SPD: Traumergebnis für Beck

Beck als SPD-Landeschef wiedergewählt

Eine knappe Woche nach seinem Rücktritt als SPD-Bundesvorsitzender ist Kurt Beck mit einem Rekordergebnis als Landesparteichef in Rheinland-Pfalz wiedergewählt worden.

Mainz. Der rheinland-pfälzische Ministerpräsident wurde auf dem Landesparteitag in Mainz am Sonnabend mit 99,5 Prozent der Stimmen im Amt bestätigt. Damit erzielte er ein noch besseres Ergebnis als vor zwei Jahren. Damals hatte er 97,8 Prozent geschafft. Beck führt die Landes-SPD seit 1993.

Nach der Wiederwahl des 59-jährigen Südpfälzers brandete frenetischer Applaus auf. Mit einem riesigen Blumenstrauß in der Hand bedankte sich der als bodenständig und volksnah geltende Politiker. "Lasst uns zusammen die Zukunft dieses Landes gestalten", rief Beck den mehr als 1000 applaudierenden Genossen zu. Neben den 411 Delegierten waren auch etliche hundert weitere Parteimitglieder aus dem ganzen Land in die Mainzer Phönixhalle gekommen.

In seiner Rede vor der Wahl bekräftigte Beck den Verzicht auf Studiengebühren in seinem Bundesland und versprach erneut, noch in der laufenden Legislaturperiode die Beitragsfreiheit für Kindergartenplätze einzuführen.
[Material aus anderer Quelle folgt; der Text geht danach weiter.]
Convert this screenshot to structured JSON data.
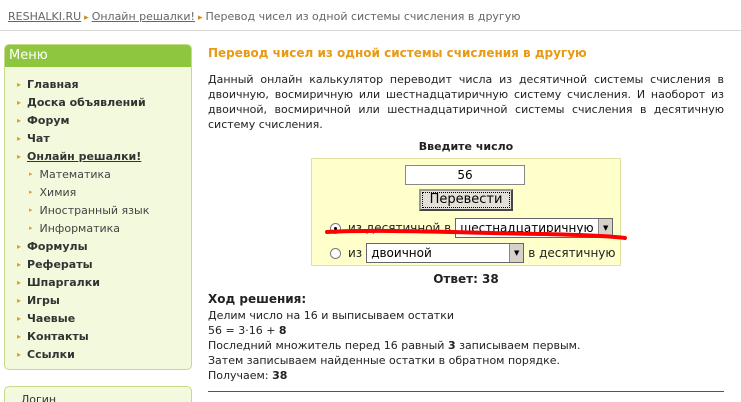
{
  "breadcrumb": {
    "site": "RESHALKI.RU",
    "section": "Онлайн решалки!",
    "current": "Перевод чисел из одной системы счисления в другую"
  },
  "sidebar": {
    "title": "Меню",
    "items": [
      {
        "label": "Главная"
      },
      {
        "label": "Доска объявлений"
      },
      {
        "label": "Форум"
      },
      {
        "label": "Чат"
      },
      {
        "label": "Онлайн решалки!"
      },
      {
        "label": "Математика"
      },
      {
        "label": "Химия"
      },
      {
        "label": "Иностранный язык"
      },
      {
        "label": "Информатика"
      },
      {
        "label": "Формулы"
      },
      {
        "label": "Рефераты"
      },
      {
        "label": "Шпаргалки"
      },
      {
        "label": "Игры"
      },
      {
        "label": "Чаевые"
      },
      {
        "label": "Контакты"
      },
      {
        "label": "Ссылки"
      }
    ],
    "login_title": "Логин"
  },
  "main": {
    "title": "Перевод чисел из одной системы счисления в другую",
    "description": "Данный онлайн калькулятор переводит числа из десятичной системы счисления в двоичную, восмиричную или шестнадцатиричную систему счисления. И наоборот из двоичной, восмиричной или шестнадцатиричной системы счисления в десятичную систему счисления."
  },
  "form": {
    "title": "Введите число",
    "input_value": "56",
    "button_label": "Перевести",
    "option1": {
      "prefix": "из десятичной в",
      "selected": "шестнадцатиричную",
      "checked": true
    },
    "option2": {
      "prefix": "из",
      "selected": "двоичной",
      "suffix": "в десятичную",
      "checked": false
    }
  },
  "answer": "Ответ: 38",
  "solution": {
    "title": "Ход решения:",
    "line1": "Делим число на 16 и выписываем остатки",
    "line2_pre": "56 = 3·16 + ",
    "line2_bold": "8",
    "line3_pre": "Последний множитель перед 16 равный ",
    "line3_bold": "3",
    "line3_post": " записываем первым.",
    "line4": "Затем записываем найденные остатки в обратном порядке.",
    "line5_pre": "Получаем: ",
    "line5_bold": "38"
  },
  "colors": {
    "accent": "#e89a14",
    "menu_header": "#8ec63f",
    "menu_bg": "#f3f9dc",
    "form_bg": "#ffffcc",
    "annotation": "#ff0000"
  }
}
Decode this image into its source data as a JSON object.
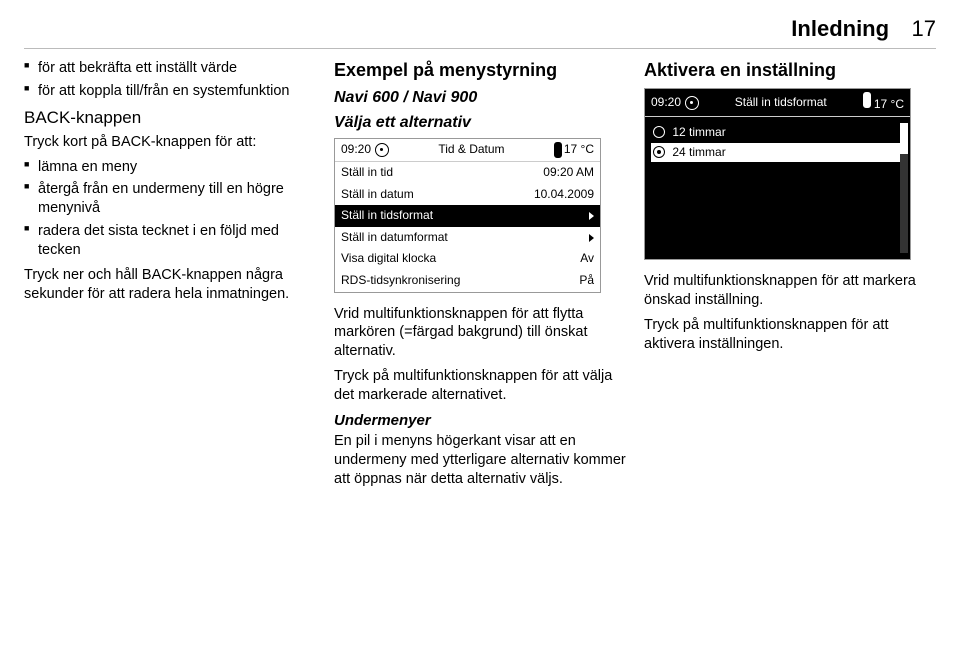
{
  "header": {
    "title": "Inledning",
    "page_number": "17"
  },
  "col1": {
    "bullets_top": [
      "för att bekräfta ett inställt värde",
      "för att koppla till/från en system­funktion"
    ],
    "back_heading": "BACK-knappen",
    "back_short_intro": "Tryck kort på BACK-knappen för att:",
    "back_short_bullets": [
      "lämna en meny",
      "återgå från en undermeny till en högre menynivå",
      "radera det sista tecknet i en följd med tecken"
    ],
    "back_hold": "Tryck ner och håll BACK-knappen några sekunder för att radera hela in­matningen."
  },
  "col2": {
    "heading": "Exempel på menystyrning",
    "sub1": "Navi 600 / Navi 900",
    "sub2": "Välja ett alternativ",
    "screen": {
      "time": "09:20",
      "title": "Tid & Datum",
      "temp": "17 °C",
      "rows": [
        {
          "label": "Ställ in tid",
          "value": "09:20 AM"
        },
        {
          "label": "Ställ in datum",
          "value": "10.04.2009"
        },
        {
          "label": "Ställ in tidsformat",
          "arrow": true,
          "selected": true
        },
        {
          "label": "Ställ in datumformat",
          "arrow": true
        },
        {
          "label": "Visa digital klocka",
          "value": "Av"
        },
        {
          "label": "RDS-tidsynkronisering",
          "value": "På"
        }
      ]
    },
    "p1": "Vrid multifunktionsknappen för att flytta markören (=färgad bakgrund) till önskat alternativ.",
    "p2": "Tryck på multifunktionsknappen för att välja det markerade alternativet.",
    "sub3": "Undermenyer",
    "p3": "En pil i menyns högerkant visar att en undermeny med ytterligare alternativ kommer att öppnas när detta alterna­tiv väljs."
  },
  "col3": {
    "heading": "Aktivera en inställning",
    "screen": {
      "time": "09:20",
      "title": "Ställ in tidsformat",
      "temp": "17 °C",
      "options": [
        {
          "label": "12 timmar",
          "checked": false,
          "selected": false
        },
        {
          "label": "24 timmar",
          "checked": true,
          "selected": true
        }
      ]
    },
    "p1": "Vrid multifunktionsknappen för att markera önskad inställning.",
    "p2": "Tryck på multifunktionsknappen för att aktivera inställningen."
  }
}
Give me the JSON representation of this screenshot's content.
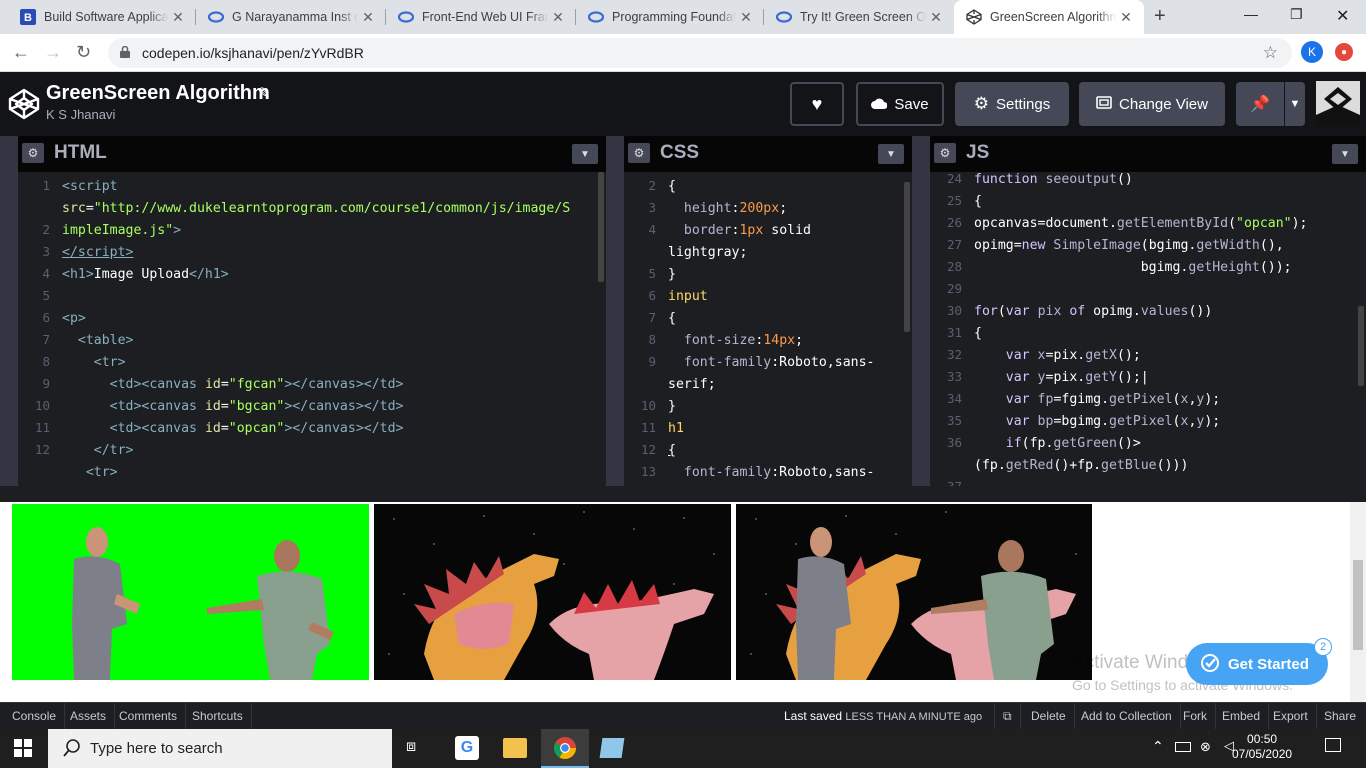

Er setzte sich zudem für eine vertrauensvolle Zusammenarbeit mit den Gewerkschaften ein.

Beck sprach auch kurz die Turbulenzen in seiner Bundespartei an: "Ich will und werde mir nicht einreden lassen, dass es ein Vorteil in der Politik sei, wenn man den Umgangsstil eines Wolfsrudels miteinander pflegt." Damit spielte er darauf an, dass aus seiner Sicht ein parteiinterner Vertrauensbruch im Zusammenhang mit der SPD-Kanzlerkandidatur ihn zum Rücktritt als SPD-Bundesvorsitzender gezwungen hatte.

Berlins Regierender Bürgermeister Klaus Wowereit (SPD) bezeichnete den Rückzug Becks vom Bundesvorsitz als "folgerichtig". Beck hätte "in der jetzigen und künftigen personellen Konstellation so oder so nicht die Eigenständigkeit gehabt, die ein starker Parteivorsitzender haben muss", sagte Wowereit der "Frankfurter Allgemeinen Sonntagszeitung".